Our top ten for 2011

As 2011 draws to a close we thought we’d share with you our top ten most popular blog stories from the year. If you’re new to the blog, get a feel for the things we talk about; and if you’re a regular blog-reader, remind yourself of what we’ve been talking about this year.

And if there’s anything you’d like to see more of or any questions you’d like answered on the blog – let us know.

10. Know your grid references – for those of you who aren’t sure of how to take a grid reference – here’s a step by step guide.

9. All of a Twitter about mapping – a two week period of tweeting by our surveyors gave you a flavour of the work they do every day.

8. Mapping applications for your phone – location based applications are big business in the Smartphone market and none more so than apps using Ordnance Survey data.

7. The difference between UK, Britain and the British Isles – one of the most common mistakes people make when talking about geography in this country is to confuse the UK with Great Britain or the British Isles – a cardinal sin in the eyes of any true geographer!

6. Visualising geodata – bringing maps to life – a map brings information to life in a way far better than any spreadsheet or database could.

5. Maps for the colour blind now a reality – about the work Ordnance Survey was doing looking into maps for people with colour blindness, or Colour Vision Deficiency (CVD) as it’s more accurately known.

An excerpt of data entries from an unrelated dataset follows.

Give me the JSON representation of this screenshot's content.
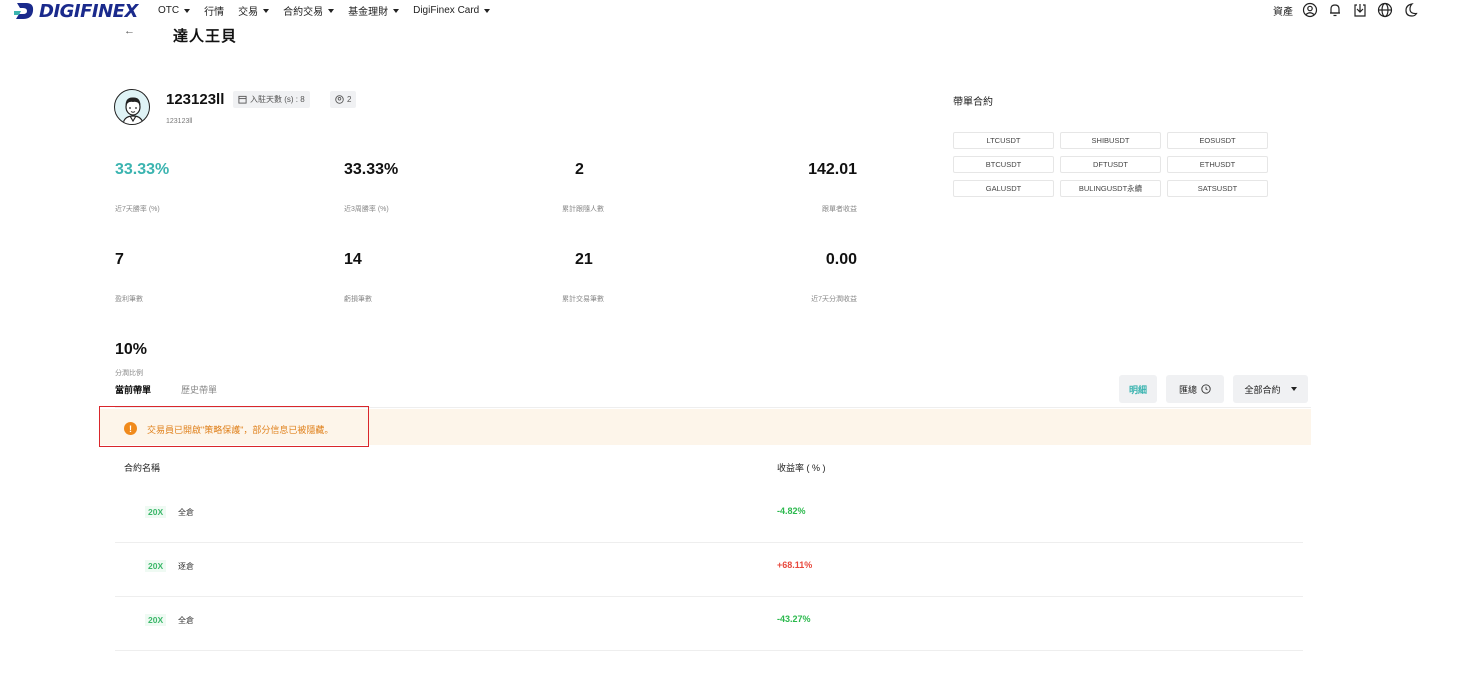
{
  "nav": {
    "logo_text": "DIGIFINEX",
    "items": [
      {
        "label": "OTC",
        "has_caret": true
      },
      {
        "label": "行情",
        "has_caret": false
      },
      {
        "label": "交易",
        "has_caret": true
      },
      {
        "label": "合約交易",
        "has_caret": true
      },
      {
        "label": "基金理財",
        "has_caret": true
      },
      {
        "label": "DigiFinex Card",
        "has_caret": true
      }
    ],
    "assets_label": "資產",
    "icons": [
      "user-icon",
      "bell-icon",
      "download-icon",
      "globe-icon",
      "moon-icon"
    ]
  },
  "header": {
    "back_arrow": "←",
    "title": "達人王貝"
  },
  "profile": {
    "username": "123123ll",
    "user_id": "123123ll",
    "days_label": "入駐天數 (s) : 8",
    "followers_count": "2"
  },
  "stats": [
    {
      "value": "33.33%",
      "label": "近7天勝率 (%)"
    },
    {
      "value": "33.33%",
      "label": "近3周勝率 (%)"
    },
    {
      "value": "2",
      "label": "累計跟隨人數"
    },
    {
      "value": "142.01",
      "label": "跟單者收益"
    },
    {
      "value": "7",
      "label": "盈利筆數"
    },
    {
      "value": "14",
      "label": "虧損筆數"
    },
    {
      "value": "21",
      "label": "累計交易筆數"
    },
    {
      "value": "0.00",
      "label": "近7天分潤收益"
    },
    {
      "value": "10%",
      "label": "分潤比例"
    }
  ],
  "contracts": {
    "title": "帶單合約",
    "items": [
      "LTCUSDT",
      "SHIBUSDT",
      "EOSUSDT",
      "BTCUSDT",
      "DFTUSDT",
      "ETHUSDT",
      "GALUSDT",
      "BULINGUSDT永續",
      "SATSUSDT"
    ]
  },
  "tabs": {
    "current": "當前帶單",
    "history": "歷史帶單"
  },
  "buttons": {
    "detail": "明細",
    "summary": "匯總",
    "all_contracts": "全部合約"
  },
  "notice": {
    "icon": "!",
    "text": "交易員已開啟\"策略保護\"，部分信息已被隱藏。"
  },
  "table": {
    "headers": {
      "name": "合約名稱",
      "yield": "收益率 ( % )"
    },
    "rows": [
      {
        "leverage": "20X",
        "mode": "全倉",
        "yield": "-4.82%",
        "sign": "neg"
      },
      {
        "leverage": "20X",
        "mode": "逐倉",
        "yield": "+68.11%",
        "sign": "pos"
      },
      {
        "leverage": "20X",
        "mode": "全倉",
        "yield": "-43.27%",
        "sign": "neg"
      }
    ]
  },
  "colors": {
    "accent_teal": "#3bb4b0",
    "negative_green": "#2bb94d",
    "positive_red": "#e8483c",
    "notice_orange": "#e0811c",
    "highlight_red": "#d9262b"
  }
}
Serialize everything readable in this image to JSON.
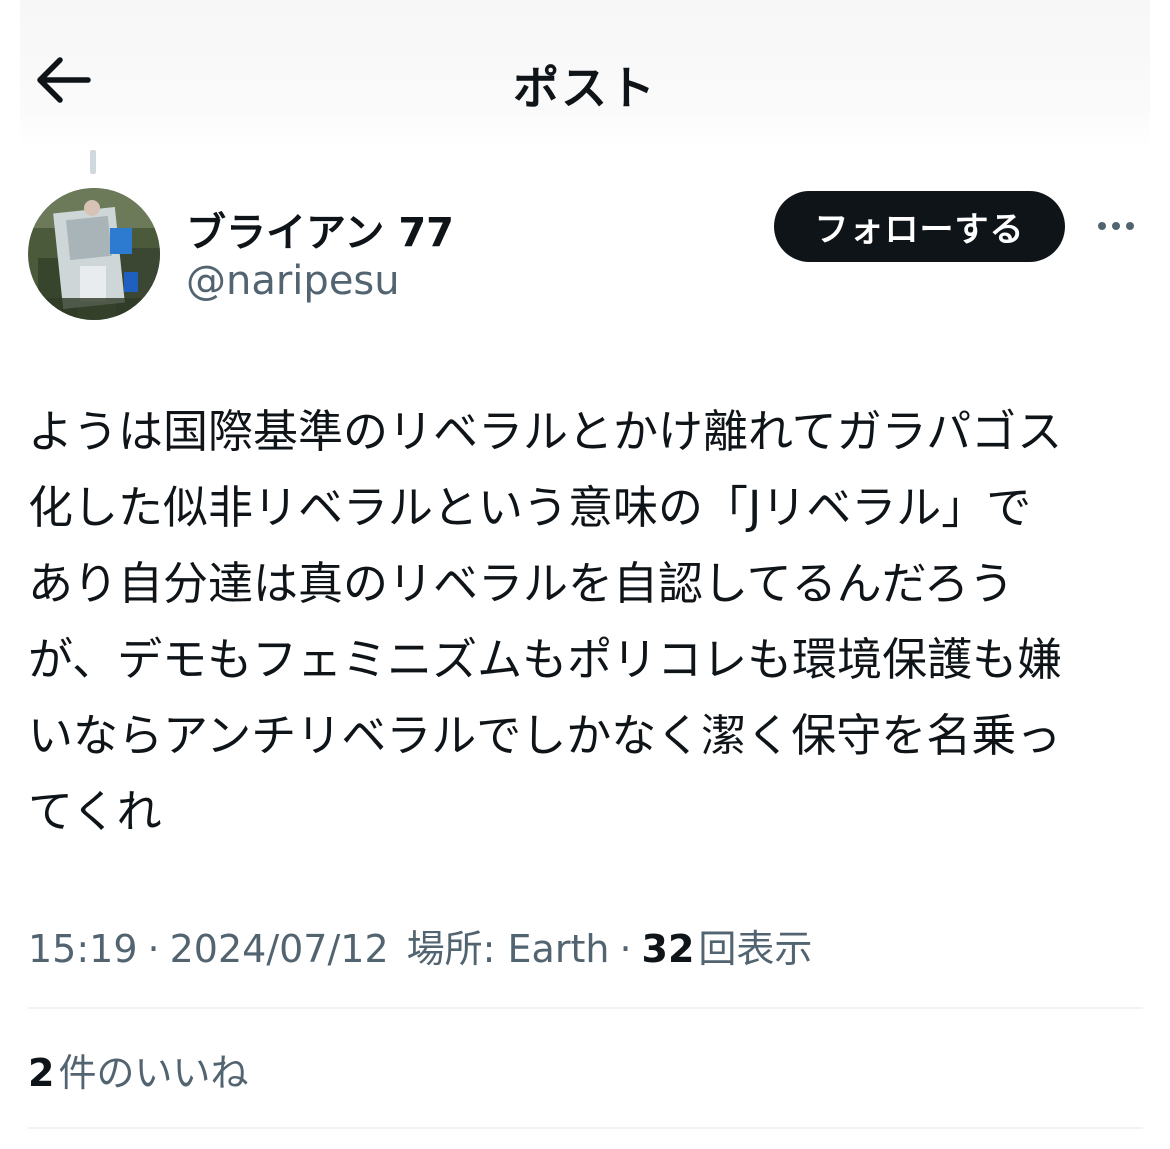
{
  "header": {
    "title": "ポスト",
    "back_icon": "arrow-left-icon"
  },
  "author": {
    "display_name": "ブライアン 77",
    "handle": "@naripesu",
    "avatar_icon": "profile-photo"
  },
  "actions": {
    "follow_label": "フォローする",
    "more_icon": "ellipsis-icon"
  },
  "post": {
    "lines": [
      "ようは国際基準のリベラルとかけ離れてガラパゴス",
      "化した似非リベラルという意味の「Jリベラル」で",
      "あり自分達は真のリベラルを自認してるんだろう",
      "が、デモもフェミニズムもポリコレも環境保護も嫌",
      "いならアンチリベラルでしかなく潔く保守を名乗っ",
      "てくれ"
    ]
  },
  "meta": {
    "time": "15:19",
    "date": "2024/07/12",
    "location_label": "場所: Earth",
    "separator": "·",
    "views_count": "32",
    "views_label": "回表示"
  },
  "engagement": {
    "likes_count": "2",
    "likes_label": "件のいいね"
  },
  "colors": {
    "primary_text": "#0f1419",
    "secondary_text": "#536471",
    "divider": "#eff3f4",
    "button_bg": "#0f1419"
  }
}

4. Do you know your map symbols? – a great and fun way to brush up on your map reading skills.

3. Route of the week: Storey Arms, Pen-Y-Fan and a ridge walk – hands down our most popular walk this year. Try it out next time you’re in the Brecon Beacons.

2. The great swapathon – part of the Change 4 Life programme, the Great Swapathon is all about helping you make small changes in your life that will make a difference.

1. Changes to the OS OpenData licence – early this year users of OS OpenData heard that we incorporated the Open Government Licence, the new government wide licence, developed by The National Archives, which enables easy access to public sector information.